Okay, it barely qualified as a plan and details were so sketchy that they were almost non-existent, but she was spontaneous and did her best thinking on her feet. She threw some clothes in a suitcase, found her passport, and sent Helen a text, asking her to come by on her way home from work.
When Helen arrived two hours later, Zoe was shutting down her laptop. “What’s this?” Helen asked, noticing the suitcase parked at the door.

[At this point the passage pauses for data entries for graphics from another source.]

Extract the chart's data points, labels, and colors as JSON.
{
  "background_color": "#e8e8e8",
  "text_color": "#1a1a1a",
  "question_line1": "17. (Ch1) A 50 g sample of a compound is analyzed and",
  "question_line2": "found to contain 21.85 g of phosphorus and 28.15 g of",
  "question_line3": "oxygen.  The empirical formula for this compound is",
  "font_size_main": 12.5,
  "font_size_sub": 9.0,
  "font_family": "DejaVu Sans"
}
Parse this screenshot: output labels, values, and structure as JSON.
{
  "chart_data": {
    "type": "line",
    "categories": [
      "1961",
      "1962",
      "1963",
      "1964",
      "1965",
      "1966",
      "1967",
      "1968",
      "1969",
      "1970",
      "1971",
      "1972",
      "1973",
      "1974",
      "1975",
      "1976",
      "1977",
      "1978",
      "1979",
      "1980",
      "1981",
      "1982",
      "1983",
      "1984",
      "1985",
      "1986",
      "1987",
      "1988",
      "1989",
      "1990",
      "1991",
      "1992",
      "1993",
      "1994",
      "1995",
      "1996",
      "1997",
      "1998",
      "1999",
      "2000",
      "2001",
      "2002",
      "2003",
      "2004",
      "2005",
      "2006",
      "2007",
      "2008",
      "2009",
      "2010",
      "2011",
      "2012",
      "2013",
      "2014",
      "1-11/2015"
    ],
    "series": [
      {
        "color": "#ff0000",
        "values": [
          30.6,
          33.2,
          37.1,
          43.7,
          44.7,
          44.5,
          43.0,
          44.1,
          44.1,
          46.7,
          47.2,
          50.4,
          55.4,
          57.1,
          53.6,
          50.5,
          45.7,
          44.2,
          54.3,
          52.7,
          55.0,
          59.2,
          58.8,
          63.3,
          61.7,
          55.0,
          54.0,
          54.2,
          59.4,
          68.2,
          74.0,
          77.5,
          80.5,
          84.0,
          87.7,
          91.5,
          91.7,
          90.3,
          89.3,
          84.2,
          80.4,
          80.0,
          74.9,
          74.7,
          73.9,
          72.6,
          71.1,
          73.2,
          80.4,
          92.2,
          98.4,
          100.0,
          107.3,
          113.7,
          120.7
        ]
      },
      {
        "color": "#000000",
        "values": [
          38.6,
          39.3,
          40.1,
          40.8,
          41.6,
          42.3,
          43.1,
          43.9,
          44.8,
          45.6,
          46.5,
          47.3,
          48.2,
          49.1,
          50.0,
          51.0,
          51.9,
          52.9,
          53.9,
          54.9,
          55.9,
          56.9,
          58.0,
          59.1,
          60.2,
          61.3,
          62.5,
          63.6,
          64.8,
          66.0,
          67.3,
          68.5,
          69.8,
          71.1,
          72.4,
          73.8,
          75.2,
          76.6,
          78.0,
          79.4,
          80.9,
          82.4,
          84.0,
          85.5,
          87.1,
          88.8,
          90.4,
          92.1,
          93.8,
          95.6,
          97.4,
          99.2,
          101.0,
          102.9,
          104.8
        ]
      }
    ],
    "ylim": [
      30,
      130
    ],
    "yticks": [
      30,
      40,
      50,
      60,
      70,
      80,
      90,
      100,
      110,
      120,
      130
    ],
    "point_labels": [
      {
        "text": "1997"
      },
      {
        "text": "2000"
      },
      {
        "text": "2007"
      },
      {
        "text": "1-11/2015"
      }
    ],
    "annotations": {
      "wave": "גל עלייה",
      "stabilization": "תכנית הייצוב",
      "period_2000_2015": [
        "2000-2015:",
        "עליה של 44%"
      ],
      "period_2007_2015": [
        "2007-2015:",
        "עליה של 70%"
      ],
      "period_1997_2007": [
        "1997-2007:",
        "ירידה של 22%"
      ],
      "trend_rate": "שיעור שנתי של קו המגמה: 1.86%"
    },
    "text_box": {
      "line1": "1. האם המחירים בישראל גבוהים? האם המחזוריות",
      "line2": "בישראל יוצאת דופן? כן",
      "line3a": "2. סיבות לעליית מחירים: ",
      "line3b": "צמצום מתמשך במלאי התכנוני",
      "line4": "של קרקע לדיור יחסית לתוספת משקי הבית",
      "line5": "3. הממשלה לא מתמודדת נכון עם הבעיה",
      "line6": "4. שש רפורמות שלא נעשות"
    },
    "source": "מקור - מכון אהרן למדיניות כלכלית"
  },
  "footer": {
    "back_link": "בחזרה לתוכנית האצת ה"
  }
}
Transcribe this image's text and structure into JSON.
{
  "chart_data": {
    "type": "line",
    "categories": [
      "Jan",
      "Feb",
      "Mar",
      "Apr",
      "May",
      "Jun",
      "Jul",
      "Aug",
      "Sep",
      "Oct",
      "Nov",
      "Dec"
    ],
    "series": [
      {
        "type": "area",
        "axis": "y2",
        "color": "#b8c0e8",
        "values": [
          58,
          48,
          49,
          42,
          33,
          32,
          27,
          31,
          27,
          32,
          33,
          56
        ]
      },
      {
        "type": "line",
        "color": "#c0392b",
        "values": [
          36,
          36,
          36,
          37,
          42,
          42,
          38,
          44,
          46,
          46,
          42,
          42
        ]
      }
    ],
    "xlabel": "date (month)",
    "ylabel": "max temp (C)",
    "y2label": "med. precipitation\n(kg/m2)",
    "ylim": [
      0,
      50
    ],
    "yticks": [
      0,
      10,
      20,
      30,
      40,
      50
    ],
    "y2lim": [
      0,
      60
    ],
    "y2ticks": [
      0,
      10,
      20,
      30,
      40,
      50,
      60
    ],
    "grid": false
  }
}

“I need a ride to the airport.”
“The airport?” Helen sounded as if Zoe had asked for a ride to Mars.
“Yes. I’m going to visit my mom.”
“What about Thanksgiving? I thought you were spending it with us? And, you never go visit your mom...” Helen’s voice trailed off as she noticed the open file on the island.
Zoe reached to close it, but Helen was faster and pounced. “These are articles about Italy and about Jack,” she said as she rifled through the papers. She looked up, her head tilted to one side and her eyes narrowed. “You’re not going to visit your mom. Something is going on, isn’t it? Something related to Jack?”
Zoe seized the file from Helen’s hands and quickly slipped it into the messenger bag along with her laptop. “I’m
telling
you I’m going to visit my mom.”
The corners of Helen’s mouth turned down and she put her hands on her hips. “Oh, I see. You’re telling me where you’re not going, so that I’ll be able to pass this misinformation on to the FBI when they come to visit me. No way. Not again.”